GFS forecast skew-t for 18:00 UTC 02/06/2017. Credit: wxcharts.eu.

​​The Chase
After checking out the weather during the late morning and early afternoon from some local vantage points, I decided to drive to Botley Hill in northern Surrey, which is located on a high ridge looking south over the M25. I had earlier noticed cumulus congestus clouds developing around 10:30am - storm initiation was forecast to be relatively early in the afternoon. On the drive down, I stopped to get some nice pictures of further cumulus congestus clouds going up, but ultimately either getting sheared apart or losing their low-level buoyancy and dissipating. 

I eventually found a lay-by close to Botley Hill, which had a commanding view to the south, with open views to the north and west as well. Here I sat for several hours, watching cumulus clouds grow and fade, with storms eventually initiating to the north-west by around 2 pm. These storms were tracking over Greater London itself, and I was not prepared to even think about chasing them. Instead, I just waited and managed to get some lovely pics of the growing updrafts and mature thunderstorms from behind. I saw lots of pelius clouds, along with a nice example of a multicell storm developing along a convergence zone to my north-west. Here, the mature updrafts can be seen to the right of the image, with new developing storms on the left. A separate updraft can be seen above the tower. 

Pelius clouds developing above a strong updraft associated with an intense thunderstorm over central London: 

It was nice to be able to see the thunderstorm updrafts so clearly, as these storms tend to be high precipitation, and are often masked by low-level cloud in the UK. The views I had of the storms from afar were by far the best I've seen in the UK - although I've never bothered to chase here before, so this wasn't that difficult! 
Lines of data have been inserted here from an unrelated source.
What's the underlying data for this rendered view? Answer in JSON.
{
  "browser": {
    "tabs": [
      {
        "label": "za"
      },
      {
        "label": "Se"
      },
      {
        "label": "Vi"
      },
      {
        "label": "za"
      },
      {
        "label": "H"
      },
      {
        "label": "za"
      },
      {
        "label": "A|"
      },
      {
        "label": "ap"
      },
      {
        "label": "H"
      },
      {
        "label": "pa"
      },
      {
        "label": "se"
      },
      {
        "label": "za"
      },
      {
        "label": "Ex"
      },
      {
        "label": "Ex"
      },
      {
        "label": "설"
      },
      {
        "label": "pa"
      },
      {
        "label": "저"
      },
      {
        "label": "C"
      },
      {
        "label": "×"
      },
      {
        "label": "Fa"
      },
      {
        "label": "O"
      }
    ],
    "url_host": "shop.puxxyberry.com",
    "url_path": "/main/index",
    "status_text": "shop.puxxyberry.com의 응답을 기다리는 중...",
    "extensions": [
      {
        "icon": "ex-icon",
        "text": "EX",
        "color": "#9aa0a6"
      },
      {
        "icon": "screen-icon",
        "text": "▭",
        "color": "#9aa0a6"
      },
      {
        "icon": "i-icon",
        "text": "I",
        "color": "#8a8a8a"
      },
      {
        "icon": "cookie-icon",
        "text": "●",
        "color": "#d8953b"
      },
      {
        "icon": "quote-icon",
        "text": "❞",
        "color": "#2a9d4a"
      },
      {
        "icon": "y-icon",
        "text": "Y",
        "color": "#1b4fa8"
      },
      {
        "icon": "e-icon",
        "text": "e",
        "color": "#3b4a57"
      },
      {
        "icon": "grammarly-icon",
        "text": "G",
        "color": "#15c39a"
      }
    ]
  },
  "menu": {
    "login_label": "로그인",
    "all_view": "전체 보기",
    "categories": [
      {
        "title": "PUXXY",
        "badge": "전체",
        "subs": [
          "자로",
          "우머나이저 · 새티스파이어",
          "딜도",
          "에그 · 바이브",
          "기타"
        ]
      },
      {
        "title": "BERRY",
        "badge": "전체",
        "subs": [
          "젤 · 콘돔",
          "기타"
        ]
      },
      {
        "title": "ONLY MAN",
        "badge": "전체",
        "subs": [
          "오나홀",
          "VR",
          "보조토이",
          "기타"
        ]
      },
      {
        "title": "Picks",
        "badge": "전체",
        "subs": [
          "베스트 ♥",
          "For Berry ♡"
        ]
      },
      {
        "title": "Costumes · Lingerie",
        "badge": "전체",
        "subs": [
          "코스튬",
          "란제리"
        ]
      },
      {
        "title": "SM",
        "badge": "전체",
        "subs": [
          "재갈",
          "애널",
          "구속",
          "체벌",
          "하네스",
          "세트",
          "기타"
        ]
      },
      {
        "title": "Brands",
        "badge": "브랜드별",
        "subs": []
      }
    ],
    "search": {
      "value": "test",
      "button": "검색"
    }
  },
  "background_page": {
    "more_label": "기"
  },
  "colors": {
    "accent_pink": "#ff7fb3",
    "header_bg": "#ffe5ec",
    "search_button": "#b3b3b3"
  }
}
Some of the radar images from the day looked very suspicious, with what appears to be classic supercell thunderstorm features, including  v-wing signatures and potential hook-echos. Although these storms formed in an environment with mainly unidirectional shear, they may have ingested low-level vorticity into their updrafts from local cold pools or convergence zones. Take this radar image from 15:10 as an example: 

Credit: netweather.tv.

By around 4pm, I had been closely following a group of showers over central Surrey, as they migrated towards my location. They remained relatively unimpressive for a couple of hours, before one cell suddenly exploded into a large thunderstorm. It started to produce lightning, and moved north-east to the west of my location. This was my chance for an interception, and some proper close-up views of the storm. After a brief drive of about 20 minutes, I stopped close to a rural bridge over the M25, and took a short video of what I think was a high-precipitation supercell with heavy rain and gusty winds in its core. I witnessed several horizontal vorticity columns develop, as the cool outflow generated turbulence ahead of the storm. This storm cell would continue to track north-east, dropping 2.5 cm hail over Orpington, Kent, about 40 minutes later. 

I initially thought the event was over once the cool outflow had passed my location and it started to rain. I briefly went back to the car, but returned to the bridge when I realised the rain wasn't that heavy - this gave me the most spectacular view of the whole chase. I had a view of the updraft of what I think was another supercell thunderstorm. I could see the twisting updraft with a developing wall cloud at its base, with the precipitation and main downdraft in the downstream direction, on the right of the image below:

Suspected updraft of supercell thunderstorm, with a developing wall cloud at its base. Taken at 16:36 UTC. 
Here is the associated radar image, at the time the above image was taken: 

Credit: netweather.tv.

Analysis of subsequent radar images suggests that these storms may have been splitting supercells. Or perhaps the eastern storm developed from outflow from the western storm? Or perhaps it just initiated on its own? I'll leave this one open for debate... Whatever the case, this was an awesome first chase in the UK, and one that I'll never forget. It just goes to show that if you know when and where to look, you can still see some awesome convective weather in this country!